The ARPES experiments were performed on Ni₃In₂S₂ single crystals (see Supplementary Materials for growth and crystallographic details). The samples were cleaved in situ in a vaccum better than 5 × 10⁻¹¹ torr. The experiment was performed at beamline 21-ID-1 at National Synchrotron Light Source II, Brookhaven. The measurements were taken with synchrotron light source and a Scienta-Omicron DA30 electron analyzer.
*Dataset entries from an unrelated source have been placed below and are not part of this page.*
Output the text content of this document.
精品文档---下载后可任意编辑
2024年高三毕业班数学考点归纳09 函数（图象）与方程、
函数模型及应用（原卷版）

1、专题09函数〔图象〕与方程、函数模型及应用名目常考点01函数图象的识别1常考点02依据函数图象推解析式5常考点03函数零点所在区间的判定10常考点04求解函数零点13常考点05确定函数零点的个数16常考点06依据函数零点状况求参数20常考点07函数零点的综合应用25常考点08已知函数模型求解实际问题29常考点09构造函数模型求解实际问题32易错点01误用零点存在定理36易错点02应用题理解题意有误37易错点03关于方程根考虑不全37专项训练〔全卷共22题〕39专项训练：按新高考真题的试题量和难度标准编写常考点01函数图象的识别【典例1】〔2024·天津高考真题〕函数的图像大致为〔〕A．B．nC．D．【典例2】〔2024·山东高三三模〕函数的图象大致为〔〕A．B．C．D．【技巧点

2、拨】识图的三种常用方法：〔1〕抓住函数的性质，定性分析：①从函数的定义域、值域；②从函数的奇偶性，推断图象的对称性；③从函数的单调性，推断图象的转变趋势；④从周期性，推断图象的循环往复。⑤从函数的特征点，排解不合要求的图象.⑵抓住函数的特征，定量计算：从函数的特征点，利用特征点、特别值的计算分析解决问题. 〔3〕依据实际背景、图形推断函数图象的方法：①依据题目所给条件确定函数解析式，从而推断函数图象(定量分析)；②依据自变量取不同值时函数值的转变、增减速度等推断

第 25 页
The total energy resolution of the ARPES measurement is ~15 meV. The sample stage was maintained at low temperature (T = 15 K) throughout the experiment.

Transport and heat capacity data were collected using a Quantum Design Dyancool cryostat (see Supplementary Materials). Isothermal magnetization curves were also measured in this cryostat using the vibrating sample magnetometer option, while the temperature dependence of the magnetic susceptibility was measured using a Quantum Design MPMS3 usign the DC measurement option. Contacts for transport measurements were made using Epotek H20E silver epoxy.